The whole thing with Castle's books is that they attract more attention for the TV shows. Oh, and it probably doesn't hurt to have the extra income stream. Apparently, this has been done before. We're up to 40 books by Jessica Fletcher of Murder, She Wrote fame.
Does it turn you off or make you intrigued to see a book tie-in like this? Or does it only matter if you actually know about it?
Given he's not a real person, the show's writers have certainly given Castle a stellar background. In addition to the Nikki Heat and Derek Storm series, Castle has quite a list to his name. Looking over the titles, you can see why his publisher (and ex-wife) calls him the Master of the Macabre.
Three of the books are the basis of the murders in the pilot episode and account for why Castle is drawn into Beckett's world in the first place. The complete list comes from the books section of the "author's" website.

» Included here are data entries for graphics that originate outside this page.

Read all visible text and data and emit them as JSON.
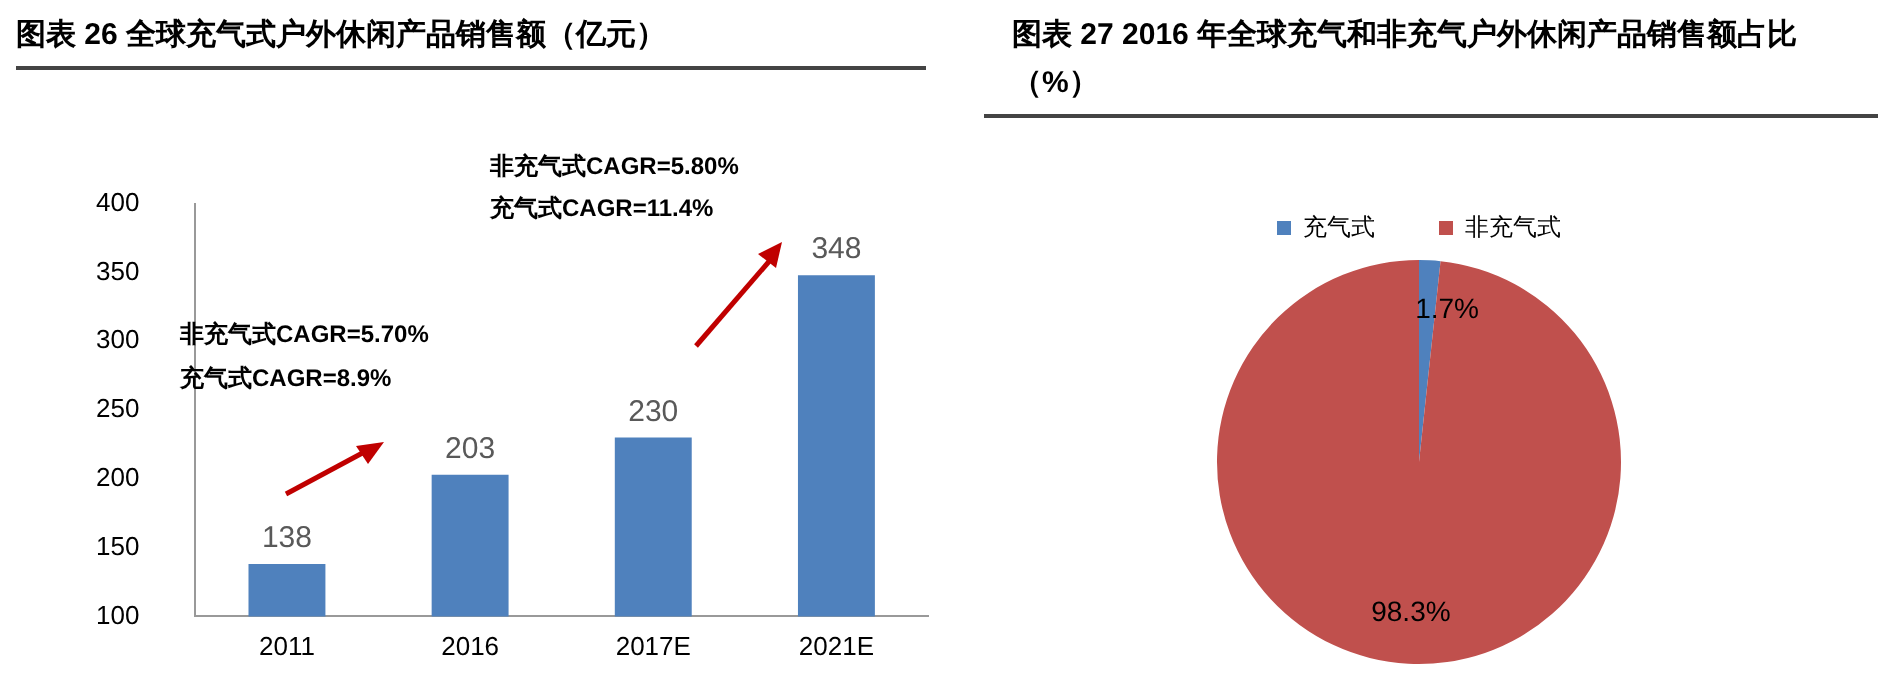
{
  "chart_data": [
    {
      "type": "bar",
      "title": "图表 26  全球充气式户外休闲产品销售额（亿元）",
      "categories": [
        "2011",
        "2016",
        "2017E",
        "2021E"
      ],
      "values": [
        138,
        203,
        230,
        348
      ],
      "color": "#4f81bd",
      "ylim": [
        100,
        400
      ],
      "yticks": [
        100,
        150,
        200,
        250,
        300,
        350,
        400
      ],
      "data_labels": true,
      "grid": false,
      "legend": false,
      "annotations": [
        "非充气式CAGR=5.80%",
        "充气式CAGR=11.4%",
        "非充气式CAGR=5.70%",
        "充气式CAGR=8.9%"
      ]
    },
    {
      "type": "pie",
      "title": "图表 27  2016 年全球充气和非充气户外休闲产品销售额占比（%）",
      "categories": [
        "充气式",
        "非充气式"
      ],
      "values": [
        1.7,
        98.3
      ],
      "colors": [
        "#4f81bd",
        "#c0504d"
      ],
      "value_labels": [
        "1.7%",
        "98.3%"
      ],
      "legend": "top"
    }
  ]
}
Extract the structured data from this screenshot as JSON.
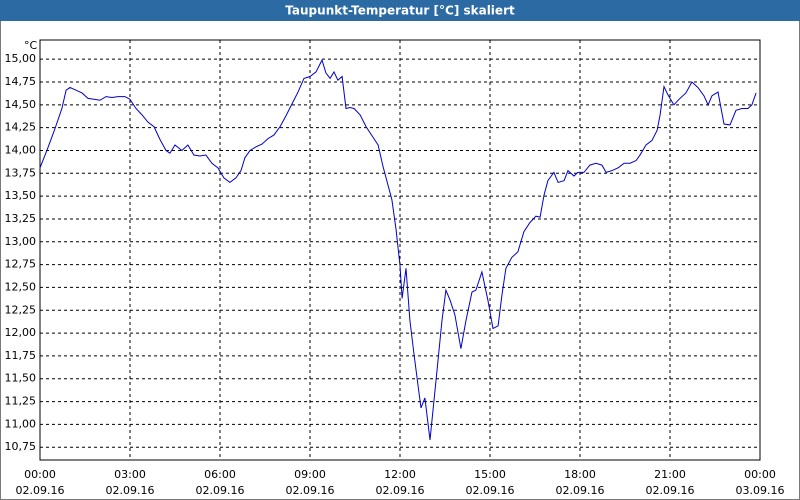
{
  "chart_data": {
    "type": "line",
    "title": "Taupunkt-Temperatur [°C] skaliert",
    "y_unit": "°C",
    "color": "#0000cc",
    "grid": true,
    "xlim": [
      0,
      24
    ],
    "xticks": [
      {
        "value": 0,
        "label": "00:00"
      },
      {
        "value": 3,
        "label": "03:00"
      },
      {
        "value": 6,
        "label": "06:00"
      },
      {
        "value": 9,
        "label": "09:00"
      },
      {
        "value": 12,
        "label": "12:00"
      },
      {
        "value": 15,
        "label": "15:00"
      },
      {
        "value": 18,
        "label": "18:00"
      },
      {
        "value": 21,
        "label": "21:00"
      },
      {
        "value": 24,
        "label": "00:00"
      }
    ],
    "xtick_dates": [
      "02.09.16",
      "02.09.16",
      "02.09.16",
      "02.09.16",
      "02.09.16",
      "02.09.16",
      "02.09.16",
      "02.09.16",
      "03.09.16"
    ],
    "ylim": [
      10.61,
      15.21
    ],
    "yticks": [
      {
        "value": 10.75,
        "label": "10,75"
      },
      {
        "value": 11,
        "label": "11,00"
      },
      {
        "value": 11.25,
        "label": "11,25"
      },
      {
        "value": 11.5,
        "label": "11,50"
      },
      {
        "value": 11.75,
        "label": "11,75"
      },
      {
        "value": 12,
        "label": "12,00"
      },
      {
        "value": 12.25,
        "label": "12,25"
      },
      {
        "value": 12.5,
        "label": "12,50"
      },
      {
        "value": 12.75,
        "label": "12,75"
      },
      {
        "value": 13,
        "label": "13,00"
      },
      {
        "value": 13.25,
        "label": "13,25"
      },
      {
        "value": 13.5,
        "label": "13,50"
      },
      {
        "value": 13.75,
        "label": "13,75"
      },
      {
        "value": 14,
        "label": "14,00"
      },
      {
        "value": 14.25,
        "label": "14,25"
      },
      {
        "value": 14.5,
        "label": "14,50"
      },
      {
        "value": 14.75,
        "label": "14,75"
      },
      {
        "value": 15,
        "label": "15,00"
      }
    ],
    "x": [
      0,
      0.23,
      0.5,
      0.73,
      0.87,
      1,
      1.2,
      1.4,
      1.6,
      1.83,
      2,
      2.2,
      2.4,
      2.6,
      2.83,
      3,
      3.2,
      3.4,
      3.6,
      3.8,
      4,
      4.2,
      4.33,
      4.5,
      4.73,
      4.93,
      5.13,
      5.33,
      5.53,
      5.73,
      5.93,
      6.13,
      6.33,
      6.53,
      6.7,
      6.83,
      7,
      7.2,
      7.4,
      7.6,
      7.8,
      8,
      8.2,
      8.4,
      8.6,
      8.8,
      9,
      9.2,
      9.4,
      9.53,
      9.67,
      9.8,
      9.93,
      10.07,
      10.2,
      10.33,
      10.47,
      10.67,
      10.87,
      11.07,
      11.27,
      11.43,
      11.6,
      11.73,
      11.87,
      12,
      12.07,
      12.2,
      12.33,
      12.47,
      12.6,
      12.7,
      12.83,
      13,
      13.2,
      13.4,
      13.53,
      13.67,
      13.83,
      14.03,
      14.2,
      14.4,
      14.53,
      14.73,
      14.93,
      15.1,
      15.27,
      15.4,
      15.53,
      15.73,
      15.93,
      16.13,
      16.33,
      16.53,
      16.67,
      16.8,
      16.93,
      17.13,
      17.27,
      17.47,
      17.6,
      17.8,
      17.93,
      18.13,
      18.33,
      18.53,
      18.73,
      18.87,
      19.07,
      19.27,
      19.47,
      19.67,
      19.87,
      20,
      20.2,
      20.4,
      20.57,
      20.67,
      20.8,
      20.93,
      21.13,
      21.33,
      21.53,
      21.73,
      21.93,
      22.13,
      22.27,
      22.4,
      22.6,
      22.8,
      23,
      23.2,
      23.4,
      23.6,
      23.73,
      23.87
    ],
    "values": [
      13.81,
      14.0,
      14.24,
      14.46,
      14.66,
      14.69,
      14.66,
      14.63,
      14.57,
      14.56,
      14.55,
      14.59,
      14.58,
      14.59,
      14.59,
      14.56,
      14.46,
      14.39,
      14.31,
      14.26,
      14.12,
      14.0,
      13.97,
      14.06,
      14.0,
      14.06,
      13.95,
      13.94,
      13.95,
      13.86,
      13.81,
      13.7,
      13.65,
      13.7,
      13.78,
      13.92,
      14.0,
      14.04,
      14.07,
      14.13,
      14.17,
      14.26,
      14.38,
      14.51,
      14.64,
      14.79,
      14.81,
      14.86,
      14.99,
      14.85,
      14.79,
      14.86,
      14.77,
      14.81,
      14.46,
      14.47,
      14.46,
      14.39,
      14.26,
      14.16,
      14.06,
      13.83,
      13.62,
      13.46,
      13.13,
      12.74,
      12.38,
      12.71,
      12.14,
      11.76,
      11.43,
      11.18,
      11.29,
      10.83,
      11.48,
      12.14,
      12.47,
      12.36,
      12.2,
      11.83,
      12.14,
      12.45,
      12.47,
      12.67,
      12.36,
      12.05,
      12.08,
      12.42,
      12.71,
      12.83,
      12.89,
      13.11,
      13.21,
      13.28,
      13.27,
      13.51,
      13.67,
      13.76,
      13.65,
      13.67,
      13.78,
      13.72,
      13.76,
      13.76,
      13.84,
      13.86,
      13.84,
      13.76,
      13.78,
      13.81,
      13.86,
      13.86,
      13.89,
      13.95,
      14.06,
      14.11,
      14.22,
      14.39,
      14.7,
      14.61,
      14.5,
      14.57,
      14.63,
      14.75,
      14.69,
      14.6,
      14.5,
      14.6,
      14.64,
      14.29,
      14.28,
      14.44,
      14.46,
      14.46,
      14.5,
      14.63
    ]
  }
}
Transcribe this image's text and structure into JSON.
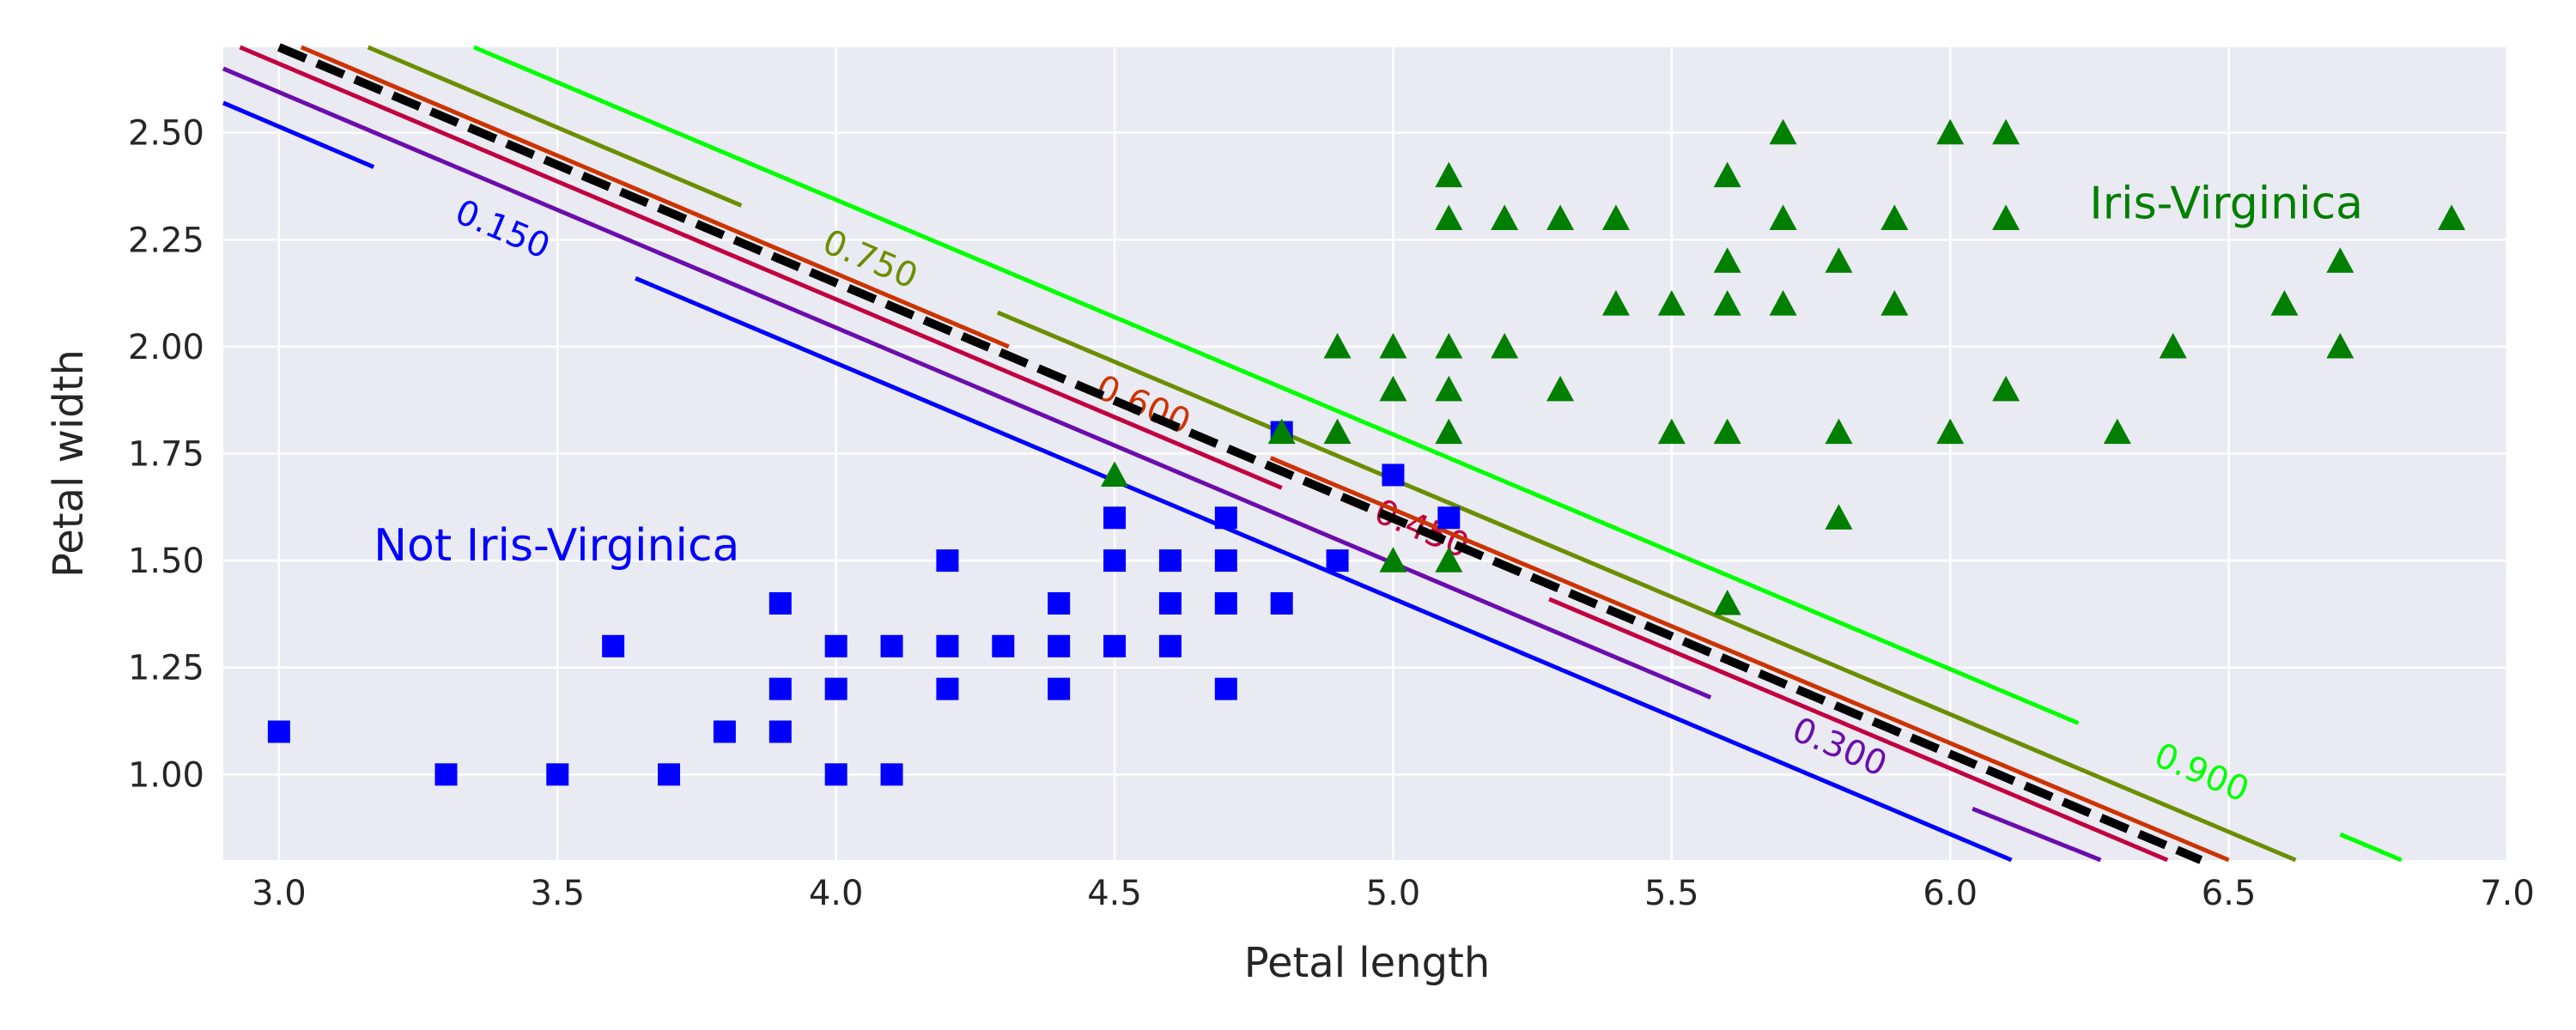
{
  "chart_data": {
    "type": "scatter",
    "xlabel": "Petal length",
    "ylabel": "Petal width",
    "xlim": [
      2.9,
      7.0
    ],
    "ylim": [
      0.8,
      2.7
    ],
    "grid": true,
    "background": "#EAEAF2",
    "xticks": [
      "3.0",
      "3.5",
      "4.0",
      "4.5",
      "5.0",
      "5.5",
      "6.0",
      "6.5",
      "7.0"
    ],
    "xtick_values": [
      3.0,
      3.5,
      4.0,
      4.5,
      5.0,
      5.5,
      6.0,
      6.5,
      7.0
    ],
    "yticks": [
      "1.00",
      "1.25",
      "1.50",
      "1.75",
      "2.00",
      "2.25",
      "2.50"
    ],
    "ytick_values": [
      1.0,
      1.25,
      1.5,
      1.75,
      2.0,
      2.25,
      2.5
    ],
    "series": [
      {
        "name": "Not Iris-Virginica",
        "marker": "square",
        "color": "#0000FF",
        "points": [
          [
            3.0,
            1.1
          ],
          [
            3.3,
            1.0
          ],
          [
            3.5,
            1.0
          ],
          [
            3.6,
            1.3
          ],
          [
            3.7,
            1.0
          ],
          [
            3.8,
            1.1
          ],
          [
            3.9,
            1.4
          ],
          [
            3.9,
            1.2
          ],
          [
            3.9,
            1.1
          ],
          [
            4.0,
            1.3
          ],
          [
            4.0,
            1.2
          ],
          [
            4.0,
            1.0
          ],
          [
            4.1,
            1.3
          ],
          [
            4.1,
            1.0
          ],
          [
            4.2,
            1.5
          ],
          [
            4.2,
            1.3
          ],
          [
            4.2,
            1.2
          ],
          [
            4.3,
            1.3
          ],
          [
            4.4,
            1.4
          ],
          [
            4.4,
            1.3
          ],
          [
            4.4,
            1.2
          ],
          [
            4.5,
            1.6
          ],
          [
            4.5,
            1.5
          ],
          [
            4.5,
            1.3
          ],
          [
            4.6,
            1.5
          ],
          [
            4.6,
            1.4
          ],
          [
            4.6,
            1.3
          ],
          [
            4.7,
            1.6
          ],
          [
            4.7,
            1.5
          ],
          [
            4.7,
            1.4
          ],
          [
            4.7,
            1.2
          ],
          [
            4.8,
            1.8
          ],
          [
            4.8,
            1.4
          ],
          [
            4.9,
            1.5
          ],
          [
            5.0,
            1.7
          ],
          [
            5.1,
            1.6
          ]
        ]
      },
      {
        "name": "Iris-Virginica",
        "marker": "triangle",
        "color": "#007F00",
        "points": [
          [
            4.5,
            1.7
          ],
          [
            4.8,
            1.8
          ],
          [
            4.9,
            2.0
          ],
          [
            4.9,
            1.8
          ],
          [
            5.0,
            2.0
          ],
          [
            5.0,
            1.9
          ],
          [
            5.0,
            1.5
          ],
          [
            5.1,
            2.4
          ],
          [
            5.1,
            2.3
          ],
          [
            5.1,
            2.0
          ],
          [
            5.1,
            1.9
          ],
          [
            5.1,
            1.8
          ],
          [
            5.1,
            1.5
          ],
          [
            5.2,
            2.3
          ],
          [
            5.2,
            2.0
          ],
          [
            5.3,
            2.3
          ],
          [
            5.3,
            1.9
          ],
          [
            5.4,
            2.3
          ],
          [
            5.4,
            2.1
          ],
          [
            5.5,
            2.1
          ],
          [
            5.5,
            1.8
          ],
          [
            5.6,
            2.4
          ],
          [
            5.6,
            2.2
          ],
          [
            5.6,
            2.1
          ],
          [
            5.6,
            1.8
          ],
          [
            5.6,
            1.4
          ],
          [
            5.7,
            2.5
          ],
          [
            5.7,
            2.3
          ],
          [
            5.7,
            2.1
          ],
          [
            5.8,
            2.2
          ],
          [
            5.8,
            1.8
          ],
          [
            5.8,
            1.6
          ],
          [
            5.9,
            2.3
          ],
          [
            5.9,
            2.1
          ],
          [
            6.0,
            2.5
          ],
          [
            6.0,
            1.8
          ],
          [
            6.1,
            2.5
          ],
          [
            6.1,
            2.3
          ],
          [
            6.1,
            1.9
          ],
          [
            6.3,
            1.8
          ],
          [
            6.4,
            2.0
          ],
          [
            6.6,
            2.1
          ],
          [
            6.7,
            2.2
          ],
          [
            6.7,
            2.0
          ],
          [
            6.9,
            2.3
          ]
        ]
      }
    ],
    "decision_boundary": {
      "style": "dashed",
      "color": "#000000",
      "segments": [
        [
          [
            3.0,
            2.7
          ],
          [
            6.45,
            0.8
          ]
        ]
      ]
    },
    "contours": [
      {
        "level": "0.150",
        "color": "#0000FF",
        "label_at": [
          3.4,
          2.27
        ],
        "segments": [
          [
            [
              2.9,
              2.57
            ],
            [
              3.17,
              2.42
            ]
          ],
          [
            [
              3.64,
              2.16
            ],
            [
              6.11,
              0.8
            ]
          ]
        ]
      },
      {
        "level": "0.300",
        "color": "#6A0DAD",
        "label_at": [
          5.8,
          1.06
        ],
        "segments": [
          [
            [
              2.9,
              2.65
            ],
            [
              5.57,
              1.18
            ]
          ],
          [
            [
              6.04,
              0.92
            ],
            [
              6.27,
              0.8
            ]
          ]
        ]
      },
      {
        "level": "0.450",
        "color": "#C00040",
        "label_at": [
          5.05,
          1.57
        ],
        "segments": [
          [
            [
              2.93,
              2.7
            ],
            [
              4.8,
              1.67
            ]
          ],
          [
            [
              5.28,
              1.41
            ],
            [
              6.39,
              0.8
            ]
          ]
        ]
      },
      {
        "level": "0.600",
        "color": "#CC3300",
        "label_at": [
          4.55,
          1.86
        ],
        "segments": [
          [
            [
              3.04,
              2.7
            ],
            [
              4.31,
              2.0
            ]
          ],
          [
            [
              4.78,
              1.74
            ],
            [
              6.5,
              0.8
            ]
          ]
        ]
      },
      {
        "level": "0.750",
        "color": "#6B8E00",
        "label_at": [
          4.06,
          2.2
        ],
        "segments": [
          [
            [
              3.16,
              2.7
            ],
            [
              3.83,
              2.33
            ]
          ],
          [
            [
              4.29,
              2.08
            ],
            [
              6.62,
              0.8
            ]
          ]
        ]
      },
      {
        "level": "0.900",
        "color": "#00FF00",
        "label_at": [
          6.45,
          1.0
        ],
        "segments": [
          [
            [
              3.35,
              2.7
            ],
            [
              6.23,
              1.12
            ]
          ],
          [
            [
              6.7,
              0.86
            ],
            [
              6.81,
              0.8
            ]
          ]
        ]
      }
    ],
    "annotations": [
      {
        "text": "Not Iris-Virginica",
        "x": 3.17,
        "y": 1.5,
        "color": "#0000FF"
      },
      {
        "text": "Iris-Virginica",
        "x": 6.25,
        "y": 2.3,
        "color": "#007F00"
      }
    ]
  }
}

- In a Hail of Bullets (winner of the Nom DePlume Society's Tom Straw Award for Mystery Literature); referenced in his jacket bio on Heat Wave.
- Death of a Prom Queen (referenced in the pilot episode of Castle)
- Flowers For Your Grave (referenced in the pilot episode of Castle)
- Hell Hath No Fury (referenced in the pilot episode of Castle)
- A Skull at Springtime (seen on shelf in the pilot episode of Castle)
- At Dusk We Die
- When It Comes to Slaughter
- A Rose for Everafter (seen on shelf in the pilot episode of Castle)
- Dead Man's Chest
- Bullets and Bracelets
- Kissed and Killed
- One Bullet, One Heart
The question on everyone's mind
According to the dust jacket on the Nikki Heat books:
Richard Castle is the author of numerous bestsellers, including the critically acclaimed Derrick Storm series. His first novel, In a Hail of Bullets, published while he was still in college, received the Nom DePlume Society's prestigious Tom Straw Award for Mystery Literature. Castle currently lives in Manhattan with his daughter and mother, both of whom infuse his life with humor and inspiration.
However, one look at the picture of Nathan Fillion right above that and you realize that isn't exactly correct. After all, Castle is a fictional character portrayed by Fillion, not a real and true person. Which has raised many times the question of just who is actually penning the words on the page?
Several theories have arisen, including that it's one of Castle's poker buddies moonlighting under a pen name. Unlikely in the extreme, although the only solid clue we've been given is that the author has appeared on Castle.
The one theory that has gained steam and seems the most likely is that it's Tom Straw. As in the "prestigious Tom Straw Award for Mystery Literature" mentioned in the bio. Nice way to give the ghostwriter some credit, and Straw is a real person, actual writer and connected as a former TV writer. And Fillion has said Straw has appeared on Castle, although it's not credited in his IMDB listing. (His work with Parker Lewis and Cosby Show is, but nothing about Castle.)
This is one mystery that might not be cleared up until well after the series is over.